Accessing the Lesion
• Commonly used wires: 0.035-in Rosen (Cook Medical, Inc., Bloomington, Indiana) or 0.035-in stiff Amplatzer for exchanging the MONT-1 for the White LuMax set, Bentson for flopping into basilar segments, semicurved 0.035-in hydrophilic Glidewire (Terumo Medical Corporation, Somerset, New Jersey) for selecting more difficult branches in the upper and middle lobes.
• Use a Judkins right coronary catheter or a left internal mammary catheter to select upper and middle lobe branches.
• If you need to place an AVP II more distally than your Lumax guide will go, you can place a 6-Fr 100-cm Envoy guide catheter (Codman & Shurtleff, Inc., Raynham, Massachusetts), which will allow you to place up to a 12-mm AVP II plug.
• Prowler Plus (Codman & Shurtleff, Inc., Raynham, Massachusetts) is our microcatheter of choice because it has a 0.021-in inner diameter, which allows for placement of pushable 0.018-in Nesters as well as many detachable coils. The Ruby Coils (Penumbra, Inc., Alameda, California) require a larger diameter microcatheter.
• Densely pack the coils as close to the fistula as possible (<1 cm).
• We most commonly use AVP II, AVP 4, and Nester coils.
• We do not use the first-generation AVP device due to recanalization concerns.

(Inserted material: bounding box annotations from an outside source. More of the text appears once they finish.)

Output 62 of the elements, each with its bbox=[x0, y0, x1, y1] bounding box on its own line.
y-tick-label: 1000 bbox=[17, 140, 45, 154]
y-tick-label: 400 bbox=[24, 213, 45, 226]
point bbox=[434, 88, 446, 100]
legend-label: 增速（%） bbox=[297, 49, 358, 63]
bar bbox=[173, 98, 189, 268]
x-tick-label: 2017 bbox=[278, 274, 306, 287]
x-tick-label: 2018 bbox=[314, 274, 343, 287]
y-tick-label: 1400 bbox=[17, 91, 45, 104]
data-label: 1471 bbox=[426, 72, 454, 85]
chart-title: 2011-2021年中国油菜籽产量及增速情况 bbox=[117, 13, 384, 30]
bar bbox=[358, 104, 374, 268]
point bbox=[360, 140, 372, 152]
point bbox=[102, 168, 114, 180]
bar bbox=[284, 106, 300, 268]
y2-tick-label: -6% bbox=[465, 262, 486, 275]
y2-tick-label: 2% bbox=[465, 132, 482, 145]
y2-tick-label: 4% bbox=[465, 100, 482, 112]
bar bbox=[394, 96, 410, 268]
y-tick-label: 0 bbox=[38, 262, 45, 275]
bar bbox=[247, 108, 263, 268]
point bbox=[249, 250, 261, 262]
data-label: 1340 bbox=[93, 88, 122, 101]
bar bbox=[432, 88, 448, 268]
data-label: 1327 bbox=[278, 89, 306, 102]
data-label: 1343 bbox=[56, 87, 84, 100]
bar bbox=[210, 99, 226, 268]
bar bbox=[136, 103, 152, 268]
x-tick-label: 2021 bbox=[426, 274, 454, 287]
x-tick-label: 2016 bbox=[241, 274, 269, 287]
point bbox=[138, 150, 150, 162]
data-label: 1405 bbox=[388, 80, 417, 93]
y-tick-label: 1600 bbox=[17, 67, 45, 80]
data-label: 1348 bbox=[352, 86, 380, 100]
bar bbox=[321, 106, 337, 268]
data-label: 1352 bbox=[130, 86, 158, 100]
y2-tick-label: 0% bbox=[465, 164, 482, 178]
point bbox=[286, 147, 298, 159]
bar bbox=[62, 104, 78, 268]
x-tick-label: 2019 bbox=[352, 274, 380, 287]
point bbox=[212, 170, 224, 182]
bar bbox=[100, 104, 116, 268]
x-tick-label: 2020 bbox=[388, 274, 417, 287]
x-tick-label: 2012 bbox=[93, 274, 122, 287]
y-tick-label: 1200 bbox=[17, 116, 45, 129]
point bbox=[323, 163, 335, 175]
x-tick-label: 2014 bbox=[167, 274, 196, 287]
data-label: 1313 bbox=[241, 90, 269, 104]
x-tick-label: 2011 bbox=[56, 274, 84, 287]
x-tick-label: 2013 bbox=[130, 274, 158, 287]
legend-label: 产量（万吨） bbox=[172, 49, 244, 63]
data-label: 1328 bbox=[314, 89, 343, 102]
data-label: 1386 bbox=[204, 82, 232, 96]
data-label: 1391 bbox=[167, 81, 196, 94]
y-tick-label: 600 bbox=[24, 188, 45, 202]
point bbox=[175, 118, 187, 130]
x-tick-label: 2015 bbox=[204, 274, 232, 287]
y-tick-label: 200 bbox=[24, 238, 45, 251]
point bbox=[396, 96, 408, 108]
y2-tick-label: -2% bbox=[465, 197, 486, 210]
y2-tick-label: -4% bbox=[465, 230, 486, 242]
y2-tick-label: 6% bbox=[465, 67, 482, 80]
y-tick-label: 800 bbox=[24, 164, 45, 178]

• A single detachable coil or AVP can be used as a scaffold for the placement of pushable coils to obtain tight packing with reduced cost.
• Anchor technique: place the first portion of a pushable coil into a distal side branch to prevent distal migration of the coil.
• Wait 5 min after placement of device to assess thrombosis.
• Oversize coils and AVPs by at least 20%. Some interventionalists consider using longer coils (with 20%–30% oversize) and oversize the AVP between 30% and 50% in larger and high-flow PAVF.
• Do not use particles or liquids due to the high-flow right-to-left shunt.